Environmental conservation activities


We are seeking to create an eco-friendly society by taking global warming and other environmental issues seriously and engaging in research activities, holding discussions with experts, and offering proposals to government agencies and private companies.


LED lighting can be both eco-friendly and practical


Solar-powered LED lighting emits no CO2 at all and, because it does not contain mercury like conventional fluorescent lights, it does not qualify as industrial waste. This is thus a very environmentally-friendly form of lighting.

In a project commissioned by the Japanese Ministry of Foreign Affairs in connection with the 2008 Toyako Summit, we conducted research on wind-powered and solar-powered LED lighting and worked to popularize environment-friendly equipment.

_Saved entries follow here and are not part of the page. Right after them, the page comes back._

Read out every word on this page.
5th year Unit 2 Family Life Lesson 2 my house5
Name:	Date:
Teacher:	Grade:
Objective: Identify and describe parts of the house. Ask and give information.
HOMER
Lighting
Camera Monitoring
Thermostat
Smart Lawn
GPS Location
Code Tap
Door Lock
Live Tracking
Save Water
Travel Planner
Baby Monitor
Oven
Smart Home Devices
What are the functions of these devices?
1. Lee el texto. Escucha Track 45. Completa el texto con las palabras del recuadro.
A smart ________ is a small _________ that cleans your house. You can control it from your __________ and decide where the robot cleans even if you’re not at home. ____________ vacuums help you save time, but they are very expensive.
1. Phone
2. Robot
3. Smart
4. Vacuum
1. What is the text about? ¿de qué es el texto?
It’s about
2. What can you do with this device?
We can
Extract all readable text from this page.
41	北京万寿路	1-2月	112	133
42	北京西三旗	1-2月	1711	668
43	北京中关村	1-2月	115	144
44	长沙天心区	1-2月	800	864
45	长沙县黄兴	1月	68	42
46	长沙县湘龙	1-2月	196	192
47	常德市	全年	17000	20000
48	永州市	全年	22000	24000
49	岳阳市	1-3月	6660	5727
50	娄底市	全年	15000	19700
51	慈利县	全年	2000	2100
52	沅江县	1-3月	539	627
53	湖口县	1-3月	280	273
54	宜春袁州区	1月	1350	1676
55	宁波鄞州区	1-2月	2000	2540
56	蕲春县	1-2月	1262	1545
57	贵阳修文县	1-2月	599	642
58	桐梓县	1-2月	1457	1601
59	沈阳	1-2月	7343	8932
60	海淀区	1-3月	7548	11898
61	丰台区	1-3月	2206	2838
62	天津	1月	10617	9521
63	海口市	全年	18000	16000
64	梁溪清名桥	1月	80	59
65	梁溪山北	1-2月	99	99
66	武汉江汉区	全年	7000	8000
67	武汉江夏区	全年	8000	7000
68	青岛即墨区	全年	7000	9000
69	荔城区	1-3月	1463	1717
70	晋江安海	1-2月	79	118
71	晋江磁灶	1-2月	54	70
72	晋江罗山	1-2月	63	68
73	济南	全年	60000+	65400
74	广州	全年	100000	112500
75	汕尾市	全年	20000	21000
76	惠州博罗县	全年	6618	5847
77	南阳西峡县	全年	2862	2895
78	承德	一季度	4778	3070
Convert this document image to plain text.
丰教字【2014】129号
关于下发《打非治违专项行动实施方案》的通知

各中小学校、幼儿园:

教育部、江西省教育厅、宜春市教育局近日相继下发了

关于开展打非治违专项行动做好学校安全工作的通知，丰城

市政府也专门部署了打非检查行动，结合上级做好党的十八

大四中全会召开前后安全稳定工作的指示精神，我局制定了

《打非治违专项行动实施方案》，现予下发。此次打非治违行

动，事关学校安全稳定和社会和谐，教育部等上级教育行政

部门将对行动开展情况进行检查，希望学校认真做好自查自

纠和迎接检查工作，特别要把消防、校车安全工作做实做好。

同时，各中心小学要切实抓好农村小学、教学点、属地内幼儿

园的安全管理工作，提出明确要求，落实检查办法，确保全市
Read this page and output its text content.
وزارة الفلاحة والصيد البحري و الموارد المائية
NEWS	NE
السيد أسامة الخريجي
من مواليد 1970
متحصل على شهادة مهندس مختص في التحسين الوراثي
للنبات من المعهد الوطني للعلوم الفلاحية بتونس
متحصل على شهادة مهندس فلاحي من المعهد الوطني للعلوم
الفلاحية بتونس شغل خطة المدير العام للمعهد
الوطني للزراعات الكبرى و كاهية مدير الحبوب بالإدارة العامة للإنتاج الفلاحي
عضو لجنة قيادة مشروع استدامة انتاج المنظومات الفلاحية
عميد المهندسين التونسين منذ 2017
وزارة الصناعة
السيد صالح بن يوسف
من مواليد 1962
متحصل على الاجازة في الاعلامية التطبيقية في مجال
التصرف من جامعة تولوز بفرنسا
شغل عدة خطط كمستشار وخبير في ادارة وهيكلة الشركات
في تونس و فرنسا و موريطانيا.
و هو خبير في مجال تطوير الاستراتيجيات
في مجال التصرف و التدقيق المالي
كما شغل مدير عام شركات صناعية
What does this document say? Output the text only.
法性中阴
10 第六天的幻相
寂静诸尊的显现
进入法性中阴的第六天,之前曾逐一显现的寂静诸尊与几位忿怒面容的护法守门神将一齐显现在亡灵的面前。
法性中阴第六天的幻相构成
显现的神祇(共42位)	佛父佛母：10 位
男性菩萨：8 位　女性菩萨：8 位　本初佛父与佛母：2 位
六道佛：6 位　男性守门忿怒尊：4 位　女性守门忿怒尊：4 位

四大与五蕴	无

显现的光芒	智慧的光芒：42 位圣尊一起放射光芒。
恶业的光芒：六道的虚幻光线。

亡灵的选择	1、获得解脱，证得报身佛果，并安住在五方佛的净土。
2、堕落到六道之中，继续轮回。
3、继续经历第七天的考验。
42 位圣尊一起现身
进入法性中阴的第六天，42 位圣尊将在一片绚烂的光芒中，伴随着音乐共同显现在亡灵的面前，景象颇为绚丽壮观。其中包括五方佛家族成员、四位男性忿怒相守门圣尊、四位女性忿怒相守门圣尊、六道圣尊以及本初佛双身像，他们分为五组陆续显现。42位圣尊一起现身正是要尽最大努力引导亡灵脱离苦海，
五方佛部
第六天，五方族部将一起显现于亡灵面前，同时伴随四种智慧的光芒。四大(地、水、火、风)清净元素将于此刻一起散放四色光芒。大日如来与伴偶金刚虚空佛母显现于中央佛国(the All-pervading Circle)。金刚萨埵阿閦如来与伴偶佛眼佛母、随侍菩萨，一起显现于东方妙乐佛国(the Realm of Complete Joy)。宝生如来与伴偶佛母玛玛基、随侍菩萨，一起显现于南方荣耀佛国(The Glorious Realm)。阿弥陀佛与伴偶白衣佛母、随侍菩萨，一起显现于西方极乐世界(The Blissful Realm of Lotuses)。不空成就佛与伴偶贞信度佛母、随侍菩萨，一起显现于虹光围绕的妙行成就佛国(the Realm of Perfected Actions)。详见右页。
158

In terms of practicality, the industry’s top-class LED lighting has brightness on par with fluorescent lighting and its long useful life of about 10 years makes it essentially maintenance-free. Electricity costs are zero, of course, and the lighting will not go out even during disasters.


Trash incineration always entails the risk of generating toxic gases

Humans cannot avoid emitting unwanted substances in their day-to-day lives but, given the rising living standards of the present age, the environmental impact of waste has grown by leaps and bounds.

In a project funded by the Japan Fund for Global Environment, we conducted an empirical study on the formation of a recycling society that looked at approaches to waste processing/disposal to minimize environmental impacts on core cities.

While there is always the possibility of trash incineration generating toxic gases, not incinerating trash is not an option, so we must reduce the risks accompanying incineration as much as possible while utilizing recycling technologies.


Council Meeting
We are considering methods to meet increasing energy demand while protecting the environment

To enhance understanding on environmental issues, we are conducting discussions with both Japanese and non-Japanese experts from various fields, offering recommendations to the government, and providing proposals to private companies.

At the “Environment & Energy Seminar: Coming to a Common Understanding in Asia,” an international symposium held jointly with Mitsubishi Research Institute, Inc., experts from such organizations as the Royal Institute of International Affairs (UK) and the Chinese Society for Environmental Sciences discussed China’s natural gas pipelines and other energy issues in Asia.